C'est une véritable stomatite localisée.
L'évolution se fait rapidement, à la "vitesse d'un cheval au galop", de l'intérieur vers
l'extérieur.
En 24 à 48 heures, apparaissent des gingivorragies, une hyper salivation et un
oedème jugal luisant, cartonné. L'haleine fétide, avec odeur d'acétone, est
pathognomonique.
Parallèlement, l'état général se détériore avec des douleurs vives à l'alimentation,
une hyperthermie à 40', un pouls accéléré, une soif, une pâleur, une prostration et
une dysphonie. A ce stade, si une antibiothérapie est entreprise, les lésions fondent
comme "neige au soleil".
2. Phase d'état
Elle est typique, et ne ressemble à rien d'autre. Le tableau de toxi-infection maligne,
s'il n'est pas corrigé par une antibiothérapie d'urgence, emporte le patient.
Localement, la tuméfaction rouge luisante, douloureuse, prend la taille d'une noix de
cola. Le placard blindé sur la peau, d'abord violacé puis noirâtre, est limité par le
futur sillon d'élimination.
Il existe une adénite et une péri-adénite.
L'escarre, le sphacèle se présente sous forme de cône gangreneux, à base muco-
ostéo-dentaire et à sommet cutané. Il s'individualise et tombe comme un fruit pourri,
emportant toute l'épaisseur des tissus, sans hémorragie, de façon nette, laissant une
zone cutanée propre pour certains, un cratère caverneux infecté, nauséabond pour
d'autres. Les dents et l'os sont à nu, entourés de tissus taillés à pic, bien
vascularisés.
Seulement 2 à 3 jours séparent la lésion initiale de la chute de l'escarre.

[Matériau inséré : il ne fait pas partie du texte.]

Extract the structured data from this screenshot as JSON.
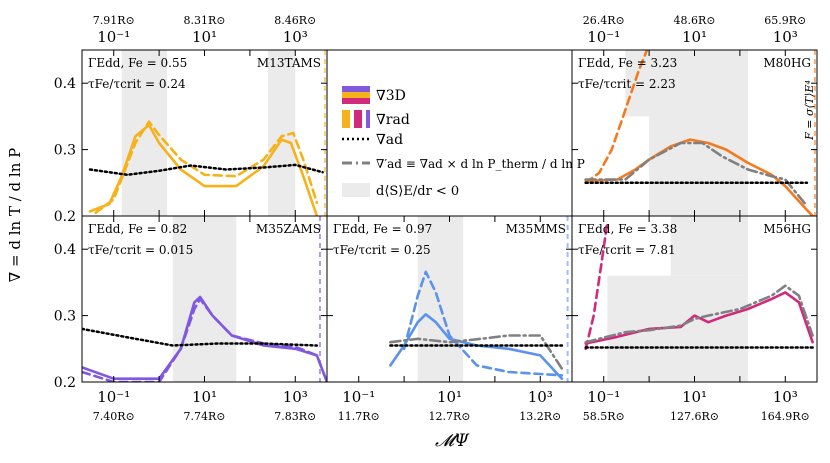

L'évolution sans traitement est, dans 80 % des cas, la mort dans un tableau de
septicémie.
V. Formes cliniques
10 % à 20 % des enfants non traités survivent au prix de séquelles fonctionnelles et
esthétiques importantes. Chez les enfants traités, l'importance de ces lésions
résiduelles dépend de la précocité du traitement.
En 1992, le Docteur Montandon a classé les séquelles en 4 catégories en fonction
des pertes de substance (Figure 2). Cette classification a surtout comme intérêt la
planification des traitements chirurgicaux :
1. Perte de substance localisée à la lèvre, à la commissure ou à la joue, qui peut
être comblée par le tissu local et qui peut être couvert par un seul lambeau.
2. Perte de substance de la lèvre supérieure et du nez.
3. Perte de substance de la lèvre inférieure et de la région mandibulaire.
4. Perte de substance étendue et complexe de la joue, du nez, des paupières, des
lèvres et de l'os du maxillaire supérieur.
VI. Diagnostic différentiel
Le noma à la phase d'état ne ressemble à rien d'autre.
A la phase initiale, l'on évoquera les différentes stomatites.